如何在Python中創建GSM-7編碼？

GSM-7字符集被定義爲基本映射表+擴展字符映射表（https://en.wikipedia.org/wiki/GSM_03.38#GSM_7-bit_default_alphabet_and_extension_table_of_3GPP_TS_23.038_.2F_GSM_03.38）。含義u'@'應映射到b'\x00'（長度爲1的字節串），但u'['應映射到b'\x1b<'或b'\x1b\x3c'（長度爲2的字節串）。
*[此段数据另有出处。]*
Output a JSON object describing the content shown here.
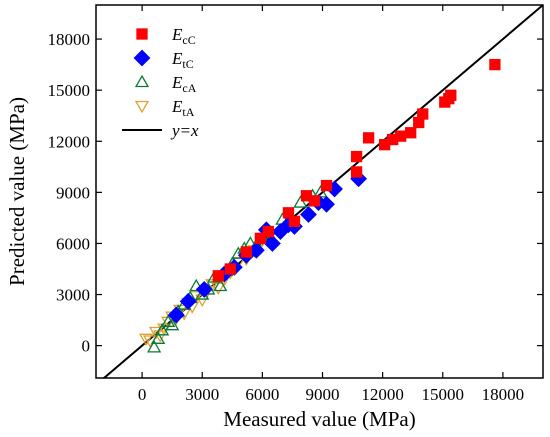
{
  "chart_data": {
    "type": "scatter",
    "xlabel": "Measured value (MPa)",
    "ylabel": "Predicted value (MPa)",
    "xlim": [
      -2300,
      20000
    ],
    "ylim": [
      -1900,
      20000
    ],
    "xticks": [
      0,
      3000,
      6000,
      9000,
      12000,
      15000,
      18000
    ],
    "yticks": [
      0,
      3000,
      6000,
      9000,
      12000,
      15000,
      18000
    ],
    "tick_labels": {
      "x": [
        "0",
        "3000",
        "6000",
        "9000",
        "12000",
        "15000",
        "18000"
      ],
      "y": [
        "0",
        "3000",
        "6000",
        "9000",
        "12000",
        "15000",
        "18000"
      ]
    },
    "legend_position": "top-left",
    "grid": false,
    "reference_line": {
      "label_var": "y",
      "label_rest": "=x",
      "color": "#000000",
      "slope": 1,
      "intercept": 0
    },
    "series": [
      {
        "name_main": "E",
        "name_sub": "cC",
        "marker": "square",
        "color": "#ff0000",
        "filled": true,
        "points": [
          [
            3800,
            4100
          ],
          [
            4400,
            4500
          ],
          [
            5200,
            5500
          ],
          [
            5900,
            6300
          ],
          [
            6300,
            6700
          ],
          [
            7300,
            7800
          ],
          [
            7600,
            7300
          ],
          [
            8200,
            8800
          ],
          [
            8600,
            8500
          ],
          [
            9200,
            9400
          ],
          [
            10700,
            11100
          ],
          [
            10700,
            10200
          ],
          [
            11300,
            12200
          ],
          [
            12100,
            11800
          ],
          [
            12500,
            12100
          ],
          [
            12900,
            12300
          ],
          [
            13400,
            12500
          ],
          [
            13800,
            13100
          ],
          [
            14000,
            13600
          ],
          [
            15100,
            14300
          ],
          [
            15400,
            14700
          ],
          [
            15300,
            14500
          ],
          [
            17600,
            16500
          ]
        ]
      },
      {
        "name_main": "E",
        "name_sub": "tC",
        "marker": "diamond",
        "color": "#0000ff",
        "filled": true,
        "points": [
          [
            1700,
            1800
          ],
          [
            2300,
            2600
          ],
          [
            3100,
            3300
          ],
          [
            4100,
            4200
          ],
          [
            4600,
            4600
          ],
          [
            5200,
            5300
          ],
          [
            5700,
            5600
          ],
          [
            6200,
            6800
          ],
          [
            6500,
            6000
          ],
          [
            6900,
            6700
          ],
          [
            7300,
            7100
          ],
          [
            7600,
            7000
          ],
          [
            8300,
            7700
          ],
          [
            8800,
            8400
          ],
          [
            9200,
            8300
          ],
          [
            9600,
            9200
          ],
          [
            10800,
            9800
          ]
        ]
      },
      {
        "name_main": "E",
        "name_sub": "cA",
        "marker": "triangle-up",
        "color": "#0a7a3a",
        "filled": false,
        "points": [
          [
            600,
            -100
          ],
          [
            800,
            400
          ],
          [
            1000,
            900
          ],
          [
            1300,
            1400
          ],
          [
            1500,
            1200
          ],
          [
            1800,
            2000
          ],
          [
            2100,
            2400
          ],
          [
            2400,
            2800
          ],
          [
            2700,
            3500
          ],
          [
            3000,
            3000
          ],
          [
            3300,
            3300
          ],
          [
            3600,
            4000
          ],
          [
            3900,
            3500
          ],
          [
            4200,
            4400
          ],
          [
            4500,
            4800
          ],
          [
            4800,
            5400
          ],
          [
            5100,
            5700
          ],
          [
            5400,
            6000
          ],
          [
            5700,
            5900
          ],
          [
            6000,
            6300
          ],
          [
            6300,
            6600
          ],
          [
            7000,
            7400
          ],
          [
            7900,
            8400
          ],
          [
            8500,
            8800
          ],
          [
            8900,
            9000
          ]
        ]
      },
      {
        "name_main": "E",
        "name_sub": "tA",
        "marker": "triangle-down",
        "color": "#e0a030",
        "filled": false,
        "points": [
          [
            200,
            400
          ],
          [
            400,
            300
          ],
          [
            700,
            800
          ],
          [
            900,
            600
          ],
          [
            1100,
            1000
          ],
          [
            1300,
            1400
          ],
          [
            1500,
            1700
          ],
          [
            1700,
            1600
          ],
          [
            1900,
            2100
          ],
          [
            2100,
            1900
          ],
          [
            2300,
            2500
          ],
          [
            2500,
            2300
          ],
          [
            2700,
            2900
          ],
          [
            3000,
            2700
          ],
          [
            3200,
            3200
          ],
          [
            3500,
            3600
          ],
          [
            3800,
            3400
          ],
          [
            4100,
            3900
          ],
          [
            4400,
            4300
          ],
          [
            4800,
            4900
          ],
          [
            5200,
            5100
          ],
          [
            5600,
            5600
          ],
          [
            6000,
            6200
          ]
        ]
      }
    ]
  }
}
如何在Python中創建GSM-7編碼？

我已經設法通過擴展encoding_table來使編碼部分工作，但我不知道該怎麼做與decoding_table ..？

下面是完整的編解碼器的樣板：

import codecs 
from encodings import normalize_encoding 

class GSM7Codec(codecs.Codec): 
    def encode(self, input, errors='strict'): 
     return codecs.charmap_encode(input, errors, encoding_table) 

    def decode(self, input, errors='strict'): 
     return codecs.charmap_decode(input, errors, decoding_table) 

class GSM7IncrementalEncoder(codecs.IncrementalEncoder): 
    def encode(self, input, final=False): 
     return codecs.charmap_encode(input, self.errors, encoding_table)[0] 

class GSM7IncrementalDecoder(codecs.IncrementalDecoder): 
    def decode(self, input, final=False): 
     return codecs.charmap_decode(input, self.errors, decoding_table)[0] 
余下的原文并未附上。